Library can be installed with pip install causal-chains
- Initialize a
CausalChain
object with a list of chunks of text as input. - Run the
create_effects
method to get the cause and effect pairs from the text and then link the events based on cosine similarity of their embeddings. - Run the
visualize
method to see the largest chain.
The class "CausalChain" has the following methods:
-
create_effects
: This method uses the pipeline from the transformers library to analyze the text for cause-effect relationships. The text is first split into chunks, with each chunk containing a maximum of 3 sentences. This is done to limit the output length and avoid memory issues. The pipeline then generates summaries of the cause-effect relationships in the text. The triggers and effects of these relationships are stored in separate lists. -
create_connections
: This method uses the SentenceTransformer from the sentence-transformers library to encode the triggers and effects generated in the create_effects method. The method then calculates the cosine similarity between the triggers and effects to determine if there is a cause-effect relationship between them. If the cosine similarity score is above a certain threshold (default is 0.6), a connection is established between the trigger and effect. The connections between triggers and effects are stored in a dictionary. -
find_biggest_chain
: This method finds the longest chain of cause-effect relationships in the text.

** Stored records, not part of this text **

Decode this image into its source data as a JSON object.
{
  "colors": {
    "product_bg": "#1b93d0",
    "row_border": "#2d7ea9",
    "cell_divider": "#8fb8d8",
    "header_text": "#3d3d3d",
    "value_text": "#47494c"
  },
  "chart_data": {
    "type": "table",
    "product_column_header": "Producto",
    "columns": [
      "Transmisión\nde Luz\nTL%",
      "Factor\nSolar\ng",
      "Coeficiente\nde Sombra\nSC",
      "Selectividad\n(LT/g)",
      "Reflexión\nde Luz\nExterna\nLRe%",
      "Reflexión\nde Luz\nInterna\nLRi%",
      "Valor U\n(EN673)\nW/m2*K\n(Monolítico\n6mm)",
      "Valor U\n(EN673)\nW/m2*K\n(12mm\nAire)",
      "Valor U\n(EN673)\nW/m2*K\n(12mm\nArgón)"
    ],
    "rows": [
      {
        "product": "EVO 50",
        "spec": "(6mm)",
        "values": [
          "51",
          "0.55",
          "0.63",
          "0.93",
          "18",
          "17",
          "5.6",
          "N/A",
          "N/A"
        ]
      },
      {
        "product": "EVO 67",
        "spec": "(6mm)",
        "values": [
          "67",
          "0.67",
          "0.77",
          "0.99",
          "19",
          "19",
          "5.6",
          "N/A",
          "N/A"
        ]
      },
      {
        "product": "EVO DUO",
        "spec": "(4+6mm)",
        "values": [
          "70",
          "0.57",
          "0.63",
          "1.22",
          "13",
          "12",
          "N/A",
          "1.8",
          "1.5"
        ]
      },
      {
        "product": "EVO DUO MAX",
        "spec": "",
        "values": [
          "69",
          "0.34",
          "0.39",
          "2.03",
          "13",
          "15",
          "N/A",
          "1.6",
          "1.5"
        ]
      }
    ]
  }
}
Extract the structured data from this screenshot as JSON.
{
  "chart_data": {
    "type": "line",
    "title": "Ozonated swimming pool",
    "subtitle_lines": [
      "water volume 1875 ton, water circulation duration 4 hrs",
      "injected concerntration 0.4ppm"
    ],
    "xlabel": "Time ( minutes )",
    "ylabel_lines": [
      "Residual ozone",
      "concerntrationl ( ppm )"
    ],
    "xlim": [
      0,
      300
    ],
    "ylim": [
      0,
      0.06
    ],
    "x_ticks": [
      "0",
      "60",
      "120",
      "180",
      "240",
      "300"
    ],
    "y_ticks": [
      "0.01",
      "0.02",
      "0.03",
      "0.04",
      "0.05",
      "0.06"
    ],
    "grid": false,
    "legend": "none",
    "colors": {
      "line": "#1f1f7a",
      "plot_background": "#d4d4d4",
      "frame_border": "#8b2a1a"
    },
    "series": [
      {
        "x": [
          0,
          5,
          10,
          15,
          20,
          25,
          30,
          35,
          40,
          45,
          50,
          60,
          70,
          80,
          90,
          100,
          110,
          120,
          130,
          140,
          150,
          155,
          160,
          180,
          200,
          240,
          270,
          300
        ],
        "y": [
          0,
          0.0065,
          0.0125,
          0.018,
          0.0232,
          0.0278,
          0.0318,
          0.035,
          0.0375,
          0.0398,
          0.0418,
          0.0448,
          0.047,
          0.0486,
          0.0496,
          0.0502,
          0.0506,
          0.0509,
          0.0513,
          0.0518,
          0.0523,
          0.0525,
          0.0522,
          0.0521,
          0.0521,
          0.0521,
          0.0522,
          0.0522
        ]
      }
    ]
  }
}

It starts from an effect and follows the connections stored in the connections dictionary to find other effects that are connected to it. The method continues this process until there are no more connections or the chain reaches a certain length (default is 10). The longest chain found is stored in the biggest_chain attribute. -
visualize
: This method displays a given chain using pydot.
from causal_chains.CausalChain import CausalChain, util
import wikipedia
text = wikipedia.page("ChristopherColumbus").content
chunks = util.create_chunks(text)
cc = CausalChain(chunks,device=0)
cc.create_connections()
biggest_chain = cc.biggest_chain
cc.visualize(biggest_chain)
The display that this code produces is shown at the top of this page.